First, the differences: Gates was an upper-middle-class kid who went to Harvard. Jobs grew up in a family of modest means and didn't attend many classes at Reed College. Deeply technical, Gates wrote the code for Microsoft's early products himself. A born marketer with enough technical chops to be persuasive, Jobs relied on collaborator Steve Wozniak to create the first Apple computer. Gates was the poster child for geeks everywhere. Jobs, meanwhile, was suave from the start. Gates understood scale and leverage; Jobs grasped style and message. (The more charismatic figure, Jobs, will have been played on film by both Noah Wiley and Ashton Kutcher.) Gates and Jobs became the opposing poles of the frantically growing computing revolution.

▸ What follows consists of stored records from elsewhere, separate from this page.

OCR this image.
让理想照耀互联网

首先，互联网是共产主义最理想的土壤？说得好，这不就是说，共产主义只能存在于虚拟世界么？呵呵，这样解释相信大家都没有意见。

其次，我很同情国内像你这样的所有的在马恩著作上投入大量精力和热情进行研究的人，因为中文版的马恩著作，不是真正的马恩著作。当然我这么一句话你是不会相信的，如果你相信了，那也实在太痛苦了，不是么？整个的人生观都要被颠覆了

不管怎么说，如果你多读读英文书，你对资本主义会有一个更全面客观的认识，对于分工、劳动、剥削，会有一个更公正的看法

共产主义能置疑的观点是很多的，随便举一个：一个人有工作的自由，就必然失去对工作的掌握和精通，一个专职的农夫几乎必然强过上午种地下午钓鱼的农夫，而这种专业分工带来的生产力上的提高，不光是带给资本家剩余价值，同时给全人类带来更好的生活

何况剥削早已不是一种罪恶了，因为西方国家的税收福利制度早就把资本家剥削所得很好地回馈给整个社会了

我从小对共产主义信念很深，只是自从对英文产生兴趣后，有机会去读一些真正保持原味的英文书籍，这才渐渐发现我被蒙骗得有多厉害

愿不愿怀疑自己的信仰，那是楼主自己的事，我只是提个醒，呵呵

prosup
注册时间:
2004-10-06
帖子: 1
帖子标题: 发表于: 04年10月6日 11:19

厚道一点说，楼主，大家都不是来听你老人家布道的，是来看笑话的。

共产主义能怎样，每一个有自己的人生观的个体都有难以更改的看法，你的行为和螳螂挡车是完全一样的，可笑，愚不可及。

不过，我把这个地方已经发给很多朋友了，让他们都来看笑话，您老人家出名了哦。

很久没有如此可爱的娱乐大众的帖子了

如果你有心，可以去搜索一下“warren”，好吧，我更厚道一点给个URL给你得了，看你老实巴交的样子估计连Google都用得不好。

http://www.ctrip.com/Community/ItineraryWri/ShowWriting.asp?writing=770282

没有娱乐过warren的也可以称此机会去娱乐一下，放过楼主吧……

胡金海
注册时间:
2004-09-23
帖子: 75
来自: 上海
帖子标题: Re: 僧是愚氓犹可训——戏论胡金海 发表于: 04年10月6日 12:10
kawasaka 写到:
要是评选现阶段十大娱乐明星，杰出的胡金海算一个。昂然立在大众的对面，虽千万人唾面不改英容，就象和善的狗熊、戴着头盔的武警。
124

Above all else, though, these rivals understood business. Neither had formal training in the black arts of balance sheets and income statements. Indeed, neither had graduated from college. Yet both were preternaturally shrewd about making a buck -- and how to stick it to the competition.
Gates dominated the first two decades of their rivalry, overseeing Windows' rise as the world's default operating system. Eventually Jobs welcomed a $150 million investment from Gates in 1997 when Apple (AAPL, Fortune 500) was looking death in the face. (Attendees of the Macworld conference where the deal was announced booed Gates' appearance by video.) But during the last 15 years of his life, Jobs flipped the switch on Gates, dominating beyond-the-PC segments like music players, smartphones, and tablets -- all areas of heavy, and mostly fruitless, investment byMicrosof (MSFT, Fortune 500)t. (Irked by this, perhaps, Gates' wife, Melinda, banned their children from having iPods and iPhones in the house.)
The two were known to trade not-so-subtle barbs. Jobs diagnosed Microsoft's essential problem as a lack of taste. Meanwhile, Gates summed up one of Jobs' greatest achievements, the iPad, by saying simply, "It's okay."
Born seven months apart (Jobs was older), they were friendly in the years before Jobs died. Having fought each other for so long, they knew better than anyone what the other had accomplished.